2.Hunting Hurts Animal Populations
Wrong. As a whole the impact of hunting on ecosystems is positive and has been historically beneficial. Hunting is an extremely managed and regulated sport and is used to help keep wildlife populations in check and healthy. Populations in nature are often highly chaotic, following cycles of great growth and decline as species reach and exceed carrying capacity and then face huge losses that affect the entire ecosystem like waves created from a rock thrown into still water. By monitoring birth and death rates of species and changing hunting regulations as a response, populations are kept much more stable and extinctions are avoided. The U.S. Fish and Wildlife service has a system in place to track these populations and allocate hunting licenses, tags, and stamps accordingly. Humans are the only predator that behave this way, and the only predator which actions consider the health of a population or ecosystem. We can’t tell wolves to stop killing deer just because the population is low, but if no deer tags are sold then deer hunting stops. Anti-hunting organizations and individuals who oppose hunting do not recognize this when they bash hunting and the removal of wildlife from nature. Hunters want to preserve their sport and as a result are very conscious of nature and populations and regulate season length, daily time limit, bag limits, and legal methods for taking animals. In fact, human hunting and wildlife management has actually increased wildlife populations since 1900.
Hunters created the U.S. fish and wildlife service and other game management organizations in response to the low populations seen in the early 1900s in order to preserve these key animals.
3.Hunters Kill Too Many Animals
Many of the species that are hunted the most are invasive species, those that are not native to an area and that are likely to cause harm by being there.
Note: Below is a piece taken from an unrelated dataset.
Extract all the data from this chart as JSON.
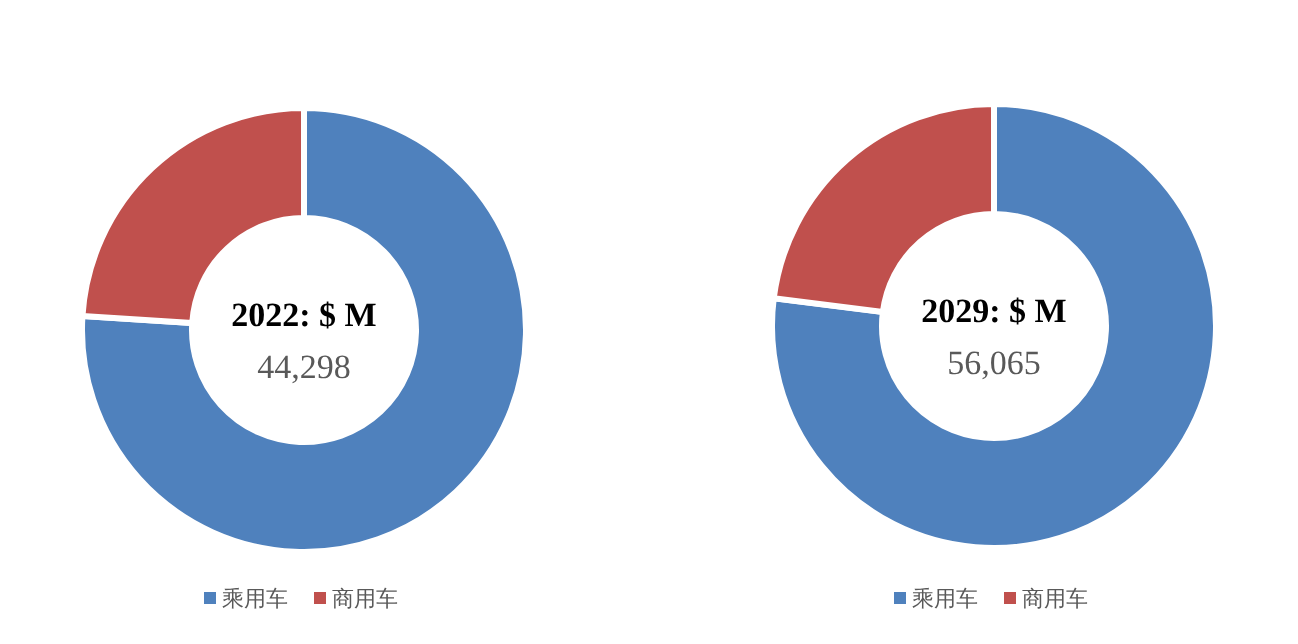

One of the biggest examples is the Feral Pig. Wild pigs are not native to North America and were introduced by Europeans centuries ago. In the wild these pigs breed quickly and cause a great deal of damage to natural habitats, compete with native species for food, destroy agriculture, and even kill other wildlife.
In 1982 there were wild pigs in 17 states, but by 2012 they had expanded to 36 says Outdoor Life. These pigs are problems for humans as well as multiple natural species and are only kept in check by human hunting.
The most hunted species of all is the whitetail deer, yet its population (over 30 million) is believed to be greater now than before Columbus discovered America (20 million). This is due to their invasion of land typically populated by other deer species, such as the mule deer, and pushing them out. These deer are changing habitats based on the size of their populations and what they eat. They are picky eaters and are considered a huge contribution to the spread of invasive plant species. Hunters have responded by taking more whitetail deer and less of the other deer species to hopefully stop the extreme spread, but without human hunting the negative effects would be even greater.
Hunting is not just a sport but also a method of conservation that creates positive impact for the environment while also helping to minimize other negative forces.